Em Portugal localiza-se um dos maiores estuários da Costa Atlântica da Europa: o Estuário do Rio Tejo, que apresenta um área total de aproximadamente 300km2 na baixa-mar e 340km2 na preia-mar. As zonas Sul e Este do Estuário são compostas por vários sapais.

Frequentemente, nos sapais, nomeadamente no Sapal do Rio Tejo, a poluição é o principal fator de stress para a biodiversidade, visto que se localiza na proximidade de uma zona urbana e/ou industrial. Esta é devida a acumulação de metais pesados, alta salinidade e encharcamento excessivo. Os metais pesados são elementos não biodegradáveis e apresentam, geralmente, mais de um estado de oxidação. Esses diferentes estados de oxidação determinam sua mobilidade, biodisponibilidade e toxicidade.

Segundo Baker (1981), as plantas desenvolvem três estratégias básicas para crescer em locais contaminados: plantas excluidoras de metal – estas plantas impedem eficazmente a acumulação de metais, especialmente nas suas partes aéreas, sob uma larga escala de concentrações de metal no solo; plantas indicadoras de metal – estas plantas acumulam metais nos seus tecidos como reflexo dos níveis de metal existentes no solo; plantas acumuladoras de metal – estas espécies de plantas (hiperacumuladoras) podem concentrar metais nos seus tecidos em níveis muito superiores aos que existem no solo.

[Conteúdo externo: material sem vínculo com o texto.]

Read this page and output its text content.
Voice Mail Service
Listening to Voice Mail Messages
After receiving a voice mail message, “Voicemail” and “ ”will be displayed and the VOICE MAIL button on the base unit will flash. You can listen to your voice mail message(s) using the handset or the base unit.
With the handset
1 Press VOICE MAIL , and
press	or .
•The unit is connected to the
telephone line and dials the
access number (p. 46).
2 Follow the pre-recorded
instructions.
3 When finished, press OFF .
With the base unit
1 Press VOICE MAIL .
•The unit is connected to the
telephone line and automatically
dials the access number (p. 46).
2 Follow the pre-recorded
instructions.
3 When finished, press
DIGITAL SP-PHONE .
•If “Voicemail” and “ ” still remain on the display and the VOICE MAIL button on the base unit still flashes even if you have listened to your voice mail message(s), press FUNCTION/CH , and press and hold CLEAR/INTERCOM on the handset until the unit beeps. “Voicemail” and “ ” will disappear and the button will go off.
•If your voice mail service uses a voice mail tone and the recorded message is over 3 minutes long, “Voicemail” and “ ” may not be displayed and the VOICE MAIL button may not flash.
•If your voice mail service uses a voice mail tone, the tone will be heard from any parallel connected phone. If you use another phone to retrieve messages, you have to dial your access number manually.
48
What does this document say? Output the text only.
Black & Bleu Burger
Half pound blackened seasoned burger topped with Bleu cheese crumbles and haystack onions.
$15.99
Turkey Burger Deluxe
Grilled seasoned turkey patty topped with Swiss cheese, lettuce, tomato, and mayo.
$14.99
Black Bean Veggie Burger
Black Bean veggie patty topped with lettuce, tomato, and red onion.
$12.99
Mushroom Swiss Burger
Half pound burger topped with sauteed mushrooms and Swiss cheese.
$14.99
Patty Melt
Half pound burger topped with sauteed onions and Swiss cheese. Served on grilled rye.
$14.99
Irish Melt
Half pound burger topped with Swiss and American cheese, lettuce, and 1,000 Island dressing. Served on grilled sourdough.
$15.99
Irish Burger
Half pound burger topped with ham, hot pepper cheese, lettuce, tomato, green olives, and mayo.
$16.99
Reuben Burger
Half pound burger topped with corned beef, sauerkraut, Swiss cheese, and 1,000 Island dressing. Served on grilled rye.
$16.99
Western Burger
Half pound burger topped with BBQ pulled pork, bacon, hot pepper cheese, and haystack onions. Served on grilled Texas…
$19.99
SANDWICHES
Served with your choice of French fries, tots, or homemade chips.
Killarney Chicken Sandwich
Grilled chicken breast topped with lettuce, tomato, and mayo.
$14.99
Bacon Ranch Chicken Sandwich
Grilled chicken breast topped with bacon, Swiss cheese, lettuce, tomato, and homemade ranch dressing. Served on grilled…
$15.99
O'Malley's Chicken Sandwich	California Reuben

A concentração dos elementos químicos nas plantas depende da disponibilidade destes no solo e da capacidade que as plantas têm para absorver e transferir os mesmos para as suas diferentes partes, através do xilema e floema (Kabata Pendias & Pendias, 1992).

De um modo geral, o tempo de residência de alguns metais pesados em solos é citado por Bridges[1] (1991) como sendo entre 75 e 380 anos para o Cd, 500 a 1000 anos para o Hg e os mais fortemente adsorvidos são As, Cu, Pb, Se e Zn que têm tempo de residência de 1000 a 3000 anos. Esses elementos ainda podem ser bioacumulados, ou seja, podem ser acumulados nos seres vivos. Dessa forma, eles podem passar de espécie a espécie ao longo da cadeia alimentar, sendo encontrados maiores teores em níveis mais altos da mesma, correspondendo aos predadores. Tendo em conta que a acumulação de alguns metais em algumas plantas está relacionada com a concentração no sedimento (Crowder, 1991), um grupo de alunos do Colégio Valsassina interessou-se em desenvolver um estudo, entre novembro de 2012 e abril de 2013, onde se pretende quantificar a concentração de cobre numa planta típica dos sapais (Spartina marítima) assim como nos sedimentos do solo onde esta se encontra. Para Isabel Caçador, professora e investigadora da Faculdade de Ciências da Universidade de Lisboa, esta planta desempenha um importante papel na fitorremediação ao nível dos sistemas estuarinos.

De acordo com Bouezmarni e Wollast (2005) é importante o estudo dos sedimentos dos sapais, porque a composição dos sedimentos possibilita a identificação de episódios de contaminação antropogénica, funcionando, assim, como um indicador de qualidade ambiental e o conhecimento dos níveis de contaminação é bastante útil para a previsão de uma futura situação ecológica do ecossistema em estudo.

Spartina-maritima

Spartina marítima no sapal do Tejo (Janeiro 2013). Spartina marítima (de nome comum Morraça) é uma planta da família das Gramineae, frequente ao longo da costa litoral, principalmente no Centro e Sul do país.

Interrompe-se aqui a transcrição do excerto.